En l’espèce, la société immobilière d’économie mixte de la ville de Paris (SIEMP) avait été chargée par la Ville de Paris d’une mission de service public d’éradication de l’habitat insalubre et avait reçu par la Ville délégation de ses pouvoirs en matière d’expropriation pour l’exercice de cette mission.
Par délibération de son conseil d’administration, la SIEMP avait demandé au préfet de Paris l’ouverture d’une procédure de déclaration d’utilité publique en vue d’obtenir à son profit, l’expropriation d’un immeuble, ensuite de quoi deux arrêtés préfectoraux portant déclaration d’utilité publique et cessibilité avaient été pris.

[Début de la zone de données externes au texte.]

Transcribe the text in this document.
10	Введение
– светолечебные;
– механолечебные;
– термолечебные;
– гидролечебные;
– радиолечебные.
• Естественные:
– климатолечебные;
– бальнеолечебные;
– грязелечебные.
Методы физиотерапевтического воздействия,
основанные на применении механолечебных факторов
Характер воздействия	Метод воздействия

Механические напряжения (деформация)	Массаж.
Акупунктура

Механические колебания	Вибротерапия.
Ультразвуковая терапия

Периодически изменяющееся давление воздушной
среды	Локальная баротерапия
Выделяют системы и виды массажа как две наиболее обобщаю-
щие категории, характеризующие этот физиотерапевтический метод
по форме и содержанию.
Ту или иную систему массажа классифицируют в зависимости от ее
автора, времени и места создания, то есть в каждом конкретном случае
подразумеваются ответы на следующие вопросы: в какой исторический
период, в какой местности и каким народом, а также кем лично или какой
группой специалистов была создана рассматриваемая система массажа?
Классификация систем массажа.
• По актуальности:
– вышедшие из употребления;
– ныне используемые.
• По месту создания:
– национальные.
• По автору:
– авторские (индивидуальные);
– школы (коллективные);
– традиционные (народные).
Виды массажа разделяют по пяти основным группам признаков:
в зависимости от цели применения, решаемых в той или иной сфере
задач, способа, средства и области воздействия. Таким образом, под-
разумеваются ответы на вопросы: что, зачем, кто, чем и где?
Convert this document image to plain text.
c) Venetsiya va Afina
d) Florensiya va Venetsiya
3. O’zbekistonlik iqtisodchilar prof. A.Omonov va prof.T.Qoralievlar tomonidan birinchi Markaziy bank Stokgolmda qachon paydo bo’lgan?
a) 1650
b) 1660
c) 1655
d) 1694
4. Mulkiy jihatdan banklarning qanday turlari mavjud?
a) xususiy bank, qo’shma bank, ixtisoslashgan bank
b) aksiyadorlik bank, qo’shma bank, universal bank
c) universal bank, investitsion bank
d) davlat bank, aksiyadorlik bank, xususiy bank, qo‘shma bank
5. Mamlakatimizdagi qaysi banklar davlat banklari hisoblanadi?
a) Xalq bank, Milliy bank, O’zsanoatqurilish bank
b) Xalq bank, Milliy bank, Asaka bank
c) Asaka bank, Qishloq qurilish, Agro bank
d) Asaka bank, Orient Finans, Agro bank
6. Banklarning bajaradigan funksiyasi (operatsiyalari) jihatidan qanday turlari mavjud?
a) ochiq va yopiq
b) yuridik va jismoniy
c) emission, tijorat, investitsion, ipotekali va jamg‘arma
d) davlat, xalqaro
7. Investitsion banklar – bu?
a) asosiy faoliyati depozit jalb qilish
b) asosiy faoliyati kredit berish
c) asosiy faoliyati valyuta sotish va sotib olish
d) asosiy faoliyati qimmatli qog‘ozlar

A la demande de la société Cofinfo, la cour administrative d’appel de Paris a annulé ces deux derniers arrêtés préfectoraux, dès lors que ceux-ci avaient été pris à la suite d’une délibération de la SIEMP entachée d’illégalité.
En effet, selon la cour, la SIEMP était intervenue en l’occurrence pour d’autres fins que celles définies par la convention publique d’aménagement conclue avec la Ville de Paris, à savoir précisément le « traitement de secteurs dominés par l’insalubrité et d’immeubles dont l’état de dégradation et d’insalubrité a justifié une intervention de la puissance publique ».
Saisi d’un pourvoi à l’encontre de l’arrêt d’appel par la SIEMP et la Ville de Paris, le Conseil d’Etat a rejoint la position des juges d’appel, considérant que la délibération avait été effectivement prise pour un motif erroné dans la mesure où l’immeuble ne pouvait être regardé comme insalubre.
En outre, et surtout, le litige a été l’occasion pour le Conseil d’Etat :
– d’une part, d’énoncer au sein d’un considérant de principe que l’acte, par lequel une personne privée chargée d’une mission de service public et ayant reçu délégation à cette fin en matière d’expropriation, demande au préfet l’expropriation d’un immeuble pour cause d’utilité publique, traduit l’usage de prérogatives de puissance publique et constitue un acte administratif, de sorte que seul le juge administratif a en examiner la légalité ;
– d’autre part, de rappeler que la délibération par laquelle l’expropriant demande au préfet l’expropriation d’un immeuble pour cause d’utilité publique constitue un acte préparatoire aux arrêtés portant déclaration d’utilité publique et cessibilité.
En sorte que si la délibération ne peut faire l’objet d’un recours direct en annulation en tant qu’elle constitue un acte préparatoire, son illégalité peut en revanche être utilement excipée à l’appui d’un recours contre les arrêtés subséquents portant déclaration d’utilité publique et cessibilité.
C’est donc à bon droit que la cour a jugé que les deux arrêtés préfectoraux étaient entachés d’illégalité du seul fait de l’illégalité de la délibération par laquelle la SIEMP avait demandé l’ouverture d’une procédure de déclaration d’utilité publique.
Aussi, la cour n’avait pas à rechercher si l’opération envisagée présentait un caractère d’utilité publique pour considérer comme illégal l’arrêté portant déclaration d’utilité publique.